Berset Alain · Bundesrat · 2021-12-01
Berset Alain · Bundesrat · Freiburg · 2021-12-01
Wortprotokoll
La proposition du Conseil fédéral consiste à prolonger l'allocation pour perte de gain, dans certaines situations, jusqu'au 31 décembre 2022. Il s'agit des situations les plus difficiles, celles des personnes qui doivent interrompre leur activité lucrative en raison de la pandémie. Cela concerne en fait essentiellement des situations de quarantaine, cela concerne essentiellement la protection pour les personnes vulnérables qui ne peuvent pas être vaccinées. Cela pourrait éventuellement concerner - cela n'est pas prévu mais on ne sait jamais - la fermeture d'un établissement ou l'interdiction d'une manifestation. [PAGE 1155] Nous proposons de prolonger cette allocation jusqu'au 31 décembre 2022 pour ces cas de fermeture, où les gens ne peuvent pas travailler du tout - encore une fois, à cause d'une quarantaine ou pour la protection de personnes vulnérables qui ne peuvent pas être vaccinées. Par contre, nous proposons de ne pas prolonger les mesures actuelles de soutien pour les personnes qui sont fortement impactées de façon indirecte. Vous savez qu'aujourd'hui il faut pour cela une baisse du chiffre d'affaires de l'entreprise d'au moins 30 pour cent. On ne souhaite pas prolonger ces mesures qui sont peu ciblées. Elles touchent toutes les branches et ne sont pas ciblées sur une branche qui serait particulièrement impactée.
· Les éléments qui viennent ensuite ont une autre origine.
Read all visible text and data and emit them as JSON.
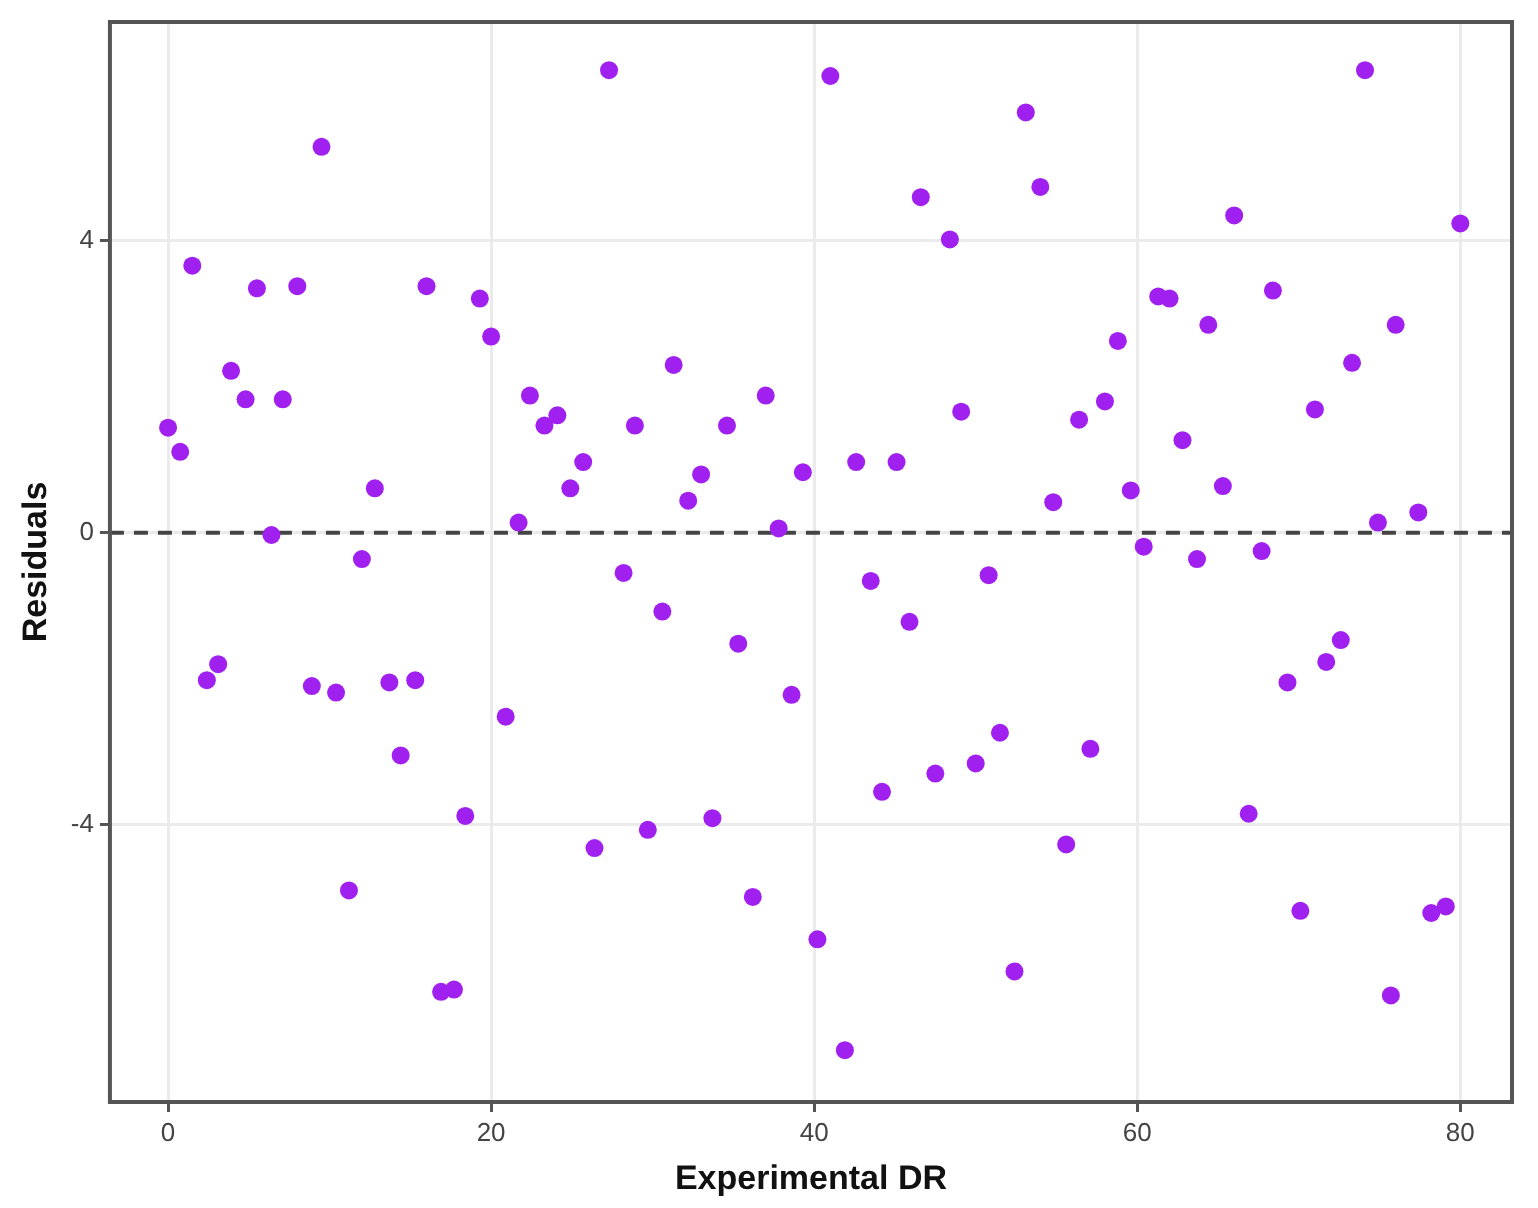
{
  "chart_data": {
    "type": "scatter",
    "xlabel": "Experimental DR",
    "ylabel": "Residuals",
    "x": [
      0,
      0.75,
      1.5,
      2.4,
      3.1,
      3.9,
      4.8,
      5.5,
      6.4,
      7.1,
      8.0,
      8.9,
      9.5,
      10.4,
      11.2,
      12.0,
      12.8,
      13.7,
      14.4,
      15.3,
      16.0,
      16.9,
      17.7,
      18.4,
      19.3,
      20.0,
      20.9,
      21.7,
      22.4,
      23.3,
      24.1,
      24.9,
      25.7,
      26.4,
      27.3,
      28.2,
      28.9,
      29.7,
      30.6,
      31.3,
      32.2,
      33.0,
      33.7,
      34.6,
      35.3,
      36.2,
      37.0,
      37.8,
      38.6,
      39.3,
      40.2,
      41.0,
      41.9,
      42.6,
      43.5,
      44.2,
      45.1,
      45.9,
      46.6,
      47.5,
      48.4,
      49.1,
      50.0,
      50.8,
      51.5,
      52.4,
      53.1,
      54.0,
      54.8,
      55.6,
      56.4,
      57.1,
      58.0,
      58.8,
      59.6,
      60.4,
      61.3,
      62.0,
      62.8,
      63.7,
      64.4,
      65.3,
      66.0,
      66.9,
      67.7,
      68.4,
      69.3,
      70.1,
      71.0,
      71.7,
      72.6,
      73.3,
      74.1,
      74.9,
      75.7,
      76.0,
      77.4,
      78.2,
      79.1,
      80.0
    ],
    "series": [
      {
        "color": "#a020f0",
        "values": [
          1.44,
          1.11,
          3.66,
          -2.02,
          -1.8,
          2.22,
          1.83,
          3.35,
          -0.03,
          1.83,
          3.38,
          -2.1,
          5.29,
          -2.19,
          -4.9,
          -0.36,
          0.61,
          -2.05,
          -3.05,
          -2.02,
          3.38,
          -6.29,
          -6.26,
          -3.88,
          3.21,
          2.69,
          -2.52,
          0.14,
          1.88,
          1.47,
          1.61,
          0.61,
          0.97,
          -4.32,
          6.34,
          -0.55,
          1.47,
          -4.07,
          -1.08,
          2.3,
          0.44,
          0.8,
          -3.91,
          1.47,
          -1.52,
          -4.99,
          1.88,
          0.06,
          -2.22,
          0.83,
          -5.57,
          6.26,
          -7.09,
          0.97,
          -0.66,
          -3.55,
          0.97,
          -1.22,
          4.6,
          -3.3,
          4.02,
          1.66,
          -3.16,
          -0.58,
          -2.74,
          -6.01,
          5.76,
          4.74,
          0.42,
          -4.27,
          1.55,
          -2.96,
          1.8,
          2.63,
          0.58,
          -0.19,
          3.24,
          3.21,
          1.27,
          -0.36,
          2.85,
          0.64,
          4.35,
          -3.85,
          -0.25,
          3.32,
          -2.05,
          -5.18,
          1.69,
          -1.77,
          -1.47,
          2.33,
          6.34,
          0.14,
          -6.34,
          2.85,
          0.28,
          -5.21,
          -5.12,
          4.24
        ]
      }
    ],
    "xlim": [
      -3.6,
      83.2
    ],
    "xticks": [
      0,
      20,
      40,
      60,
      80
    ],
    "ylim": [
      -7.8,
      7.0
    ],
    "yticks": [
      -4,
      0,
      4
    ],
    "ref_lines": [
      {
        "axis": "y",
        "value": 0,
        "color": "#444444",
        "line_style": "dashed"
      }
    ],
    "grid": true,
    "marker": "circle",
    "legend": false
  }
}
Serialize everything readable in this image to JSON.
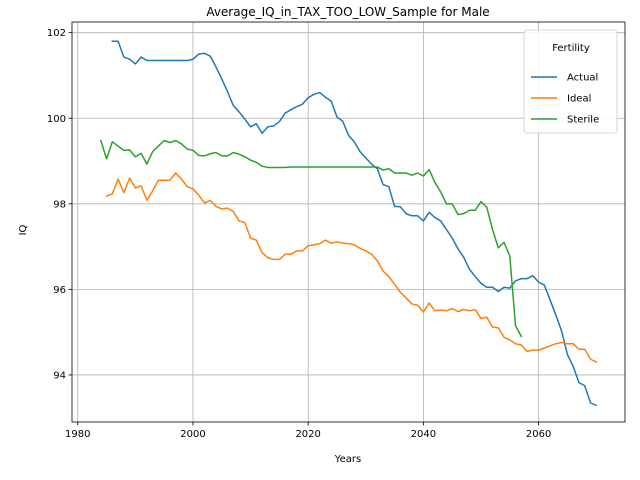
{
  "chart_data": {
    "type": "line",
    "title": "Average_IQ_in_TAX_TOO_LOW_Sample for Male",
    "xlabel": "Years",
    "ylabel": "IQ",
    "xlim": [
      1979,
      2075
    ],
    "ylim": [
      92.9,
      102.25
    ],
    "xticks": [
      1980,
      2000,
      2020,
      2040,
      2060
    ],
    "yticks": [
      94,
      96,
      98,
      100,
      102
    ],
    "grid": true,
    "legend": {
      "title": "Fertility",
      "placement": "top-right"
    },
    "colors": {
      "Actual": "#1f77b4",
      "Ideal": "#ff7f0e",
      "Sterile": "#2ca02c"
    },
    "series": [
      {
        "name": "Actual",
        "x": [
          1986,
          1987,
          1988,
          1989,
          1990,
          1991,
          1992,
          1993,
          1994,
          1995,
          1996,
          1997,
          1998,
          1999,
          2000,
          2001,
          2002,
          2003,
          2004,
          2005,
          2006,
          2007,
          2008,
          2009,
          2010,
          2011,
          2012,
          2013,
          2014,
          2015,
          2016,
          2017,
          2018,
          2019,
          2020,
          2021,
          2022,
          2023,
          2024,
          2025,
          2026,
          2027,
          2028,
          2029,
          2030,
          2031,
          2032,
          2033,
          2034,
          2035,
          2036,
          2037,
          2038,
          2039,
          2040,
          2041,
          2042,
          2043,
          2044,
          2045,
          2046,
          2047,
          2048,
          2049,
          2050,
          2051,
          2052,
          2053,
          2054,
          2055,
          2056,
          2057,
          2058,
          2059,
          2060,
          2061,
          2062,
          2063,
          2064,
          2065,
          2066,
          2067,
          2068,
          2069,
          2070
        ],
        "y": [
          101.8,
          101.8,
          101.43,
          101.38,
          101.27,
          101.43,
          101.35,
          101.35,
          101.35,
          101.35,
          101.35,
          101.35,
          101.35,
          101.35,
          101.38,
          101.5,
          101.52,
          101.45,
          101.2,
          100.92,
          100.62,
          100.3,
          100.15,
          99.98,
          99.8,
          99.87,
          99.65,
          99.8,
          99.82,
          99.92,
          100.12,
          100.2,
          100.27,
          100.33,
          100.48,
          100.56,
          100.6,
          100.49,
          100.4,
          100.03,
          99.93,
          99.6,
          99.45,
          99.22,
          99.07,
          98.93,
          98.82,
          98.45,
          98.4,
          97.94,
          97.93,
          97.77,
          97.72,
          97.72,
          97.6,
          97.8,
          97.68,
          97.6,
          97.4,
          97.2,
          96.95,
          96.75,
          96.47,
          96.3,
          96.14,
          96.05,
          96.05,
          95.95,
          96.05,
          96.03,
          96.2,
          96.25,
          96.25,
          96.32,
          96.17,
          96.1,
          95.75,
          95.4,
          95.02,
          94.48,
          94.2,
          93.82,
          93.75,
          93.35,
          93.29
        ]
      },
      {
        "name": "Ideal",
        "x": [
          1985,
          1986,
          1987,
          1988,
          1989,
          1990,
          1991,
          1992,
          1993,
          1994,
          1995,
          1996,
          1997,
          1998,
          1999,
          2000,
          2001,
          2002,
          2003,
          2004,
          2005,
          2006,
          2007,
          2008,
          2009,
          2010,
          2011,
          2012,
          2013,
          2014,
          2015,
          2016,
          2017,
          2018,
          2019,
          2020,
          2021,
          2022,
          2023,
          2024,
          2025,
          2026,
          2027,
          2028,
          2029,
          2030,
          2031,
          2032,
          2033,
          2034,
          2035,
          2036,
          2037,
          2038,
          2039,
          2040,
          2041,
          2042,
          2043,
          2044,
          2045,
          2046,
          2047,
          2048,
          2049,
          2050,
          2051,
          2052,
          2053,
          2054,
          2055,
          2056,
          2057,
          2058,
          2059,
          2060,
          2061,
          2062,
          2063,
          2064,
          2065,
          2066,
          2067,
          2068,
          2069,
          2070
        ],
        "y": [
          98.18,
          98.23,
          98.58,
          98.26,
          98.6,
          98.37,
          98.42,
          98.08,
          98.3,
          98.55,
          98.55,
          98.55,
          98.72,
          98.58,
          98.4,
          98.35,
          98.2,
          98.02,
          98.08,
          97.94,
          97.88,
          97.9,
          97.82,
          97.6,
          97.56,
          97.2,
          97.15,
          96.86,
          96.74,
          96.7,
          96.7,
          96.82,
          96.82,
          96.9,
          96.9,
          97.02,
          97.04,
          97.07,
          97.15,
          97.08,
          97.11,
          97.08,
          97.07,
          97.04,
          96.96,
          96.9,
          96.82,
          96.67,
          96.43,
          96.3,
          96.12,
          95.93,
          95.8,
          95.66,
          95.63,
          95.47,
          95.68,
          95.5,
          95.52,
          95.5,
          95.55,
          95.48,
          95.53,
          95.5,
          95.53,
          95.32,
          95.35,
          95.12,
          95.1,
          94.88,
          94.82,
          94.73,
          94.7,
          94.55,
          94.58,
          94.58,
          94.63,
          94.68,
          94.73,
          94.76,
          94.73,
          94.73,
          94.6,
          94.6,
          94.37,
          94.3
        ]
      },
      {
        "name": "Sterile",
        "x": [
          1984,
          1985,
          1986,
          1987,
          1988,
          1989,
          1990,
          1991,
          1992,
          1993,
          1994,
          1995,
          1996,
          1997,
          1998,
          1999,
          2000,
          2001,
          2002,
          2003,
          2004,
          2005,
          2006,
          2007,
          2008,
          2009,
          2010,
          2011,
          2012,
          2013,
          2014,
          2015,
          2016,
          2017,
          2018,
          2019,
          2020,
          2021,
          2022,
          2023,
          2024,
          2025,
          2026,
          2027,
          2028,
          2029,
          2030,
          2031,
          2032,
          2033,
          2034,
          2035,
          2036,
          2037,
          2038,
          2039,
          2040,
          2041,
          2042,
          2043,
          2044,
          2045,
          2046,
          2047,
          2048,
          2049,
          2050,
          2051,
          2052,
          2053,
          2054,
          2055,
          2056,
          2057
        ],
        "y": [
          99.48,
          99.05,
          99.45,
          99.35,
          99.25,
          99.26,
          99.1,
          99.18,
          98.93,
          99.22,
          99.35,
          99.48,
          99.43,
          99.48,
          99.4,
          99.28,
          99.25,
          99.13,
          99.12,
          99.17,
          99.2,
          99.12,
          99.12,
          99.2,
          99.16,
          99.1,
          99.02,
          98.97,
          98.88,
          98.85,
          98.85,
          98.85,
          98.85,
          98.86,
          98.86,
          98.86,
          98.86,
          98.86,
          98.86,
          98.86,
          98.86,
          98.86,
          98.86,
          98.86,
          98.86,
          98.86,
          98.86,
          98.86,
          98.86,
          98.79,
          98.82,
          98.72,
          98.72,
          98.72,
          98.67,
          98.72,
          98.65,
          98.8,
          98.5,
          98.28,
          98.0,
          98.0,
          97.75,
          97.77,
          97.85,
          97.85,
          98.05,
          97.92,
          97.4,
          96.97,
          97.1,
          96.78,
          95.15,
          94.9
        ]
      }
    ]
  }
}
Certaines branches sont évidemment plus touchées que d'autres. Je vous ai parlé de la culture. Elle sera soutenue indépendamment de ces mesures, raison pour laquelle la non-prolongation de cette prestation n'a pas d'impact sur la branche de la culture, qui dispose d'autres aides. Le Conseil fédéral souhaite, dans le cadre de la stratégie de transition qui a été adoptée, en revenir aux instruments de politique économique ordinaire, abandonner progressivement les aides à caractère économique, d'autant plus qu'il est de plus en plus difficile, avec le temps qui passe, de savoir à quoi comparer cette perte de 30 pour cent du chiffre d'affaires. Au début de la crise, on arrivait à le faire assez bien, car on comparait avec l'année précédente, pour autant que l'entreprise ait déjà existé, mais une année ou deux ans plus tard, c'est quand même plus compliqué, raison pour laquelle nous souhaitons, dans le cadre de la stratégie de transition, en revenir aux instruments traditionnels, sauf pour les cas que j'ai mentionnés où les personnes sont contraintes de stopper leur activité.
C'est avec cette argumentation que je vous invite à suivre la minorité de votre commission.